By Editor
Thu 20 June 2013, 14:00 CAT
There is nothing inherently wrong with street vending.
What really matters is how it is carried out. Like everything else in life, street vending has to be carried out in an orderly manner and within the parameters permitted by law.
It is not possible for one to street vend wherever and whenever they want. There has to be respect for the rights of others. It is not permissible to start vending in the private premises of another person and ruin his or her business.
Street vending, if not carried out in the right way, can ruin the businesses of other people. If one starts vending in front of another person's shop, customers may stop coming to that shop on which one has spent so much money to develop. This would certainly not be a fair thing to do. And such a person deserves the protection of the law.

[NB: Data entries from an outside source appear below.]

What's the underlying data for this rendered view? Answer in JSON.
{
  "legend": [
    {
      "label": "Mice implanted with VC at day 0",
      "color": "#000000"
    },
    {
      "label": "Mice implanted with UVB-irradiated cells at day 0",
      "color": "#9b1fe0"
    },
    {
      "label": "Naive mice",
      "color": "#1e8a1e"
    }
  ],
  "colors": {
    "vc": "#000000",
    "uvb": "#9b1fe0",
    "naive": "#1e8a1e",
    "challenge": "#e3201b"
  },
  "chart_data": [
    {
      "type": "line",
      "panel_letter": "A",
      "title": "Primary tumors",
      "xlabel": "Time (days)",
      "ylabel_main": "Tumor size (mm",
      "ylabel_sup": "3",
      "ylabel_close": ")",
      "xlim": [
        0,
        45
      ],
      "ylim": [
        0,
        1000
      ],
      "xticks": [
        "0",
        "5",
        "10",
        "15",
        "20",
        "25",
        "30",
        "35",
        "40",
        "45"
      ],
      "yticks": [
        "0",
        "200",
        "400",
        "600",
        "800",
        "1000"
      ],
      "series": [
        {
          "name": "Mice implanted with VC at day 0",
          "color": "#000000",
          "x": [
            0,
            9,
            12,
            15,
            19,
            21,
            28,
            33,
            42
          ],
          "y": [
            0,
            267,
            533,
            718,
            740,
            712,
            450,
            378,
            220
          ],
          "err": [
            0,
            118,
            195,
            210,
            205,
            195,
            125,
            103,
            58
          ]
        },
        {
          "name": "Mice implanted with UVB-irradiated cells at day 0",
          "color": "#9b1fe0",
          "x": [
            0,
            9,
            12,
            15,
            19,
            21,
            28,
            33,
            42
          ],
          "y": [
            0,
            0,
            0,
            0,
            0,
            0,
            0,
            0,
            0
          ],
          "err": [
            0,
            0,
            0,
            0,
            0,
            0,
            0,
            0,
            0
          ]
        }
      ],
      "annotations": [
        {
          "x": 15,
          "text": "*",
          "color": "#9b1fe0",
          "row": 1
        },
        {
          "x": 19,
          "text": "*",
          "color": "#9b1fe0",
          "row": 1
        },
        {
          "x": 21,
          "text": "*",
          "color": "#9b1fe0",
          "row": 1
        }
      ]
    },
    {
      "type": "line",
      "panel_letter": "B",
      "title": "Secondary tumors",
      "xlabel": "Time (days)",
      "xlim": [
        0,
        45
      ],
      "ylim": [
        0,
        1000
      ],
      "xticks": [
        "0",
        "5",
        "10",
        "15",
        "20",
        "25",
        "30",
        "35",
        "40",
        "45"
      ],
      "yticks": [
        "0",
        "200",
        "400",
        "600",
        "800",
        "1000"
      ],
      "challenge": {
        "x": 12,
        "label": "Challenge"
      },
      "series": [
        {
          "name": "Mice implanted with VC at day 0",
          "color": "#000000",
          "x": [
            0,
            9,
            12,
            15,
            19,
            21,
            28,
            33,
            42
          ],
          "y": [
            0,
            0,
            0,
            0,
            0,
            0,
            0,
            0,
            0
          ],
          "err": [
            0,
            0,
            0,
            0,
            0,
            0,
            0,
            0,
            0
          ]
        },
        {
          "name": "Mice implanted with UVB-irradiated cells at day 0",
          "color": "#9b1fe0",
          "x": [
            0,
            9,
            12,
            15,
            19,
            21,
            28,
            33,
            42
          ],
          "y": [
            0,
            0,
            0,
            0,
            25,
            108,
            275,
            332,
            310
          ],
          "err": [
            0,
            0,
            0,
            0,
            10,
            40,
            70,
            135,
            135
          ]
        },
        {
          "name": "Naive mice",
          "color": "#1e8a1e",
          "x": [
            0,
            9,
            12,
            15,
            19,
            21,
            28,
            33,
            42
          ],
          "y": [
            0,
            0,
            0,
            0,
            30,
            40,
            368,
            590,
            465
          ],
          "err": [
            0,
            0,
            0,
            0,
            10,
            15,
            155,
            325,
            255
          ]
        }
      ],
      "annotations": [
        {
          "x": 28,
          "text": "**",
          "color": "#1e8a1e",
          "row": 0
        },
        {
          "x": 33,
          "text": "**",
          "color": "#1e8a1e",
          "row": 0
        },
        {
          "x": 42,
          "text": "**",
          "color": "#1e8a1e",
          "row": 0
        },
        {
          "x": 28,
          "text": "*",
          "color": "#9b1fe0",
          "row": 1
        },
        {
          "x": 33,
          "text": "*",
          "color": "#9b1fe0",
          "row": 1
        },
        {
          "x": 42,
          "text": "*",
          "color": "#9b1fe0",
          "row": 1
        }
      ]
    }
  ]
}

We now have vending that has gone out of the streets into other people's shops. The entrances to some shops and other businesses have almost been blocked by vendors. It has become increasingly difficult for some customers to enter certain shops or business premises without the challenge of navigating through all sorts of merchandise that are being sold in front of these shops or business premises.
Those affected in this way by vendors deserve the protection of the law and civic authorities. This in itself is not being against street vending and street vendors. Business, in whatever form, has to be carried out in an orderly, efficient, effective way and within the confines of the law. Most of the vending we see is not within the law. The law is being broken with impunity. This is not a recipe for a well organised society. It is a recipe for anarchy or disorder.
Street vending is found almost everywhere in the world. But street vending is carried out on the street. It is not carried out on the private premises of others. It is carried out on public streets where it is permitted by the law. It is also not carried out on highways where traffic is very fast.
There are also matters of public health that need to be considered. And not everything can be sold on the street. Today we have livestock - chickens, rabbits, ducks - being sold on the streets. Fish and all sorts of meats are also sold on the streets. This is in contravention of public health regulations. But nobody seems to care. Nobody is arrested or prosecuted for endangering public health in this way.
One can steal a cow, slaughter it and sell all of it on the street. Nobody checks whether the meat being sold on the street is fit for human consumption. Nobody seems to care where that meat is coming from. And who buys that meat on the street? It is the poor. And is it because it is the poor who consume that meat that make the authorities ignore public health requirements and allow such meat to be sold on the street? Even the poor deserve protection from the harmful acts of other poor or desperate people.
There is also the issue of sanitation. Street vendors are spending many hours on the street without proper toilets in their vicinity. They simply turn to the nearest bridges to answer the call of nature. We all know the consequences of this. Water-borne diseases are caused by human waste. It is not surprising that every rain season we have cases of cholera, diarrhoea, dysentery and other water-borne diseases in our towns and cities.
If we want people to trade and live on the street, we have to provide the required amenities. We need to provide good toilets in the vicinity of where they trade. None of our cities can today claim to have adequate toilet facilities to support street vending. Not even Livingstone, that claims to be a model which other local authorities should emulate, has adequate sanitation facilities to support the street vending that is going on.
Street vending brings with it a lot of waste, garbage that needs efficient, effective and orderly disposal. We don't have that in any of our cities or towns. Waste or garbage is simply thrown on the street and sometimes even in front of other people's shops or business premises, unnecessarily increasing their cleaning costs. There is need to provide adequate waste or garbage disposal facilities wherever street vending is permitted to take place. And this cost should not be passed on to shop owners or to the owners of other business premises in the area. If the street vendors cannot be made to bear this cost, then the local authorities should take the responsibility.
Street vending, like any other undertaking, requires organisation. It needs to be organised by the local authorities. Street vendors need to be made to behave in a way that is civil and respectful of the law and the rights of other citizens. A culture of civility and civic responsibility needs to be inculcated in the street vendors and their customers. They need to be taught how to conduct their business in a hygienic manner. Street vendors and their customers should not be allowed to dispose waste or garbage anyhow. But who should bring about all this organisation we are talking about? It is the local authorities.
The problems and challenges we face today with street vending are not necessarily as a result of street vending being a bad thing. They are as a result of the failure of our local authorities to organise and manage street vending in an orderly, efficient and effective way. It is not necessarily the street vendors who are failing us; it is our local authorities that have failed us. The chaos that we see on our streets is the result of failed leadership in our local authorities.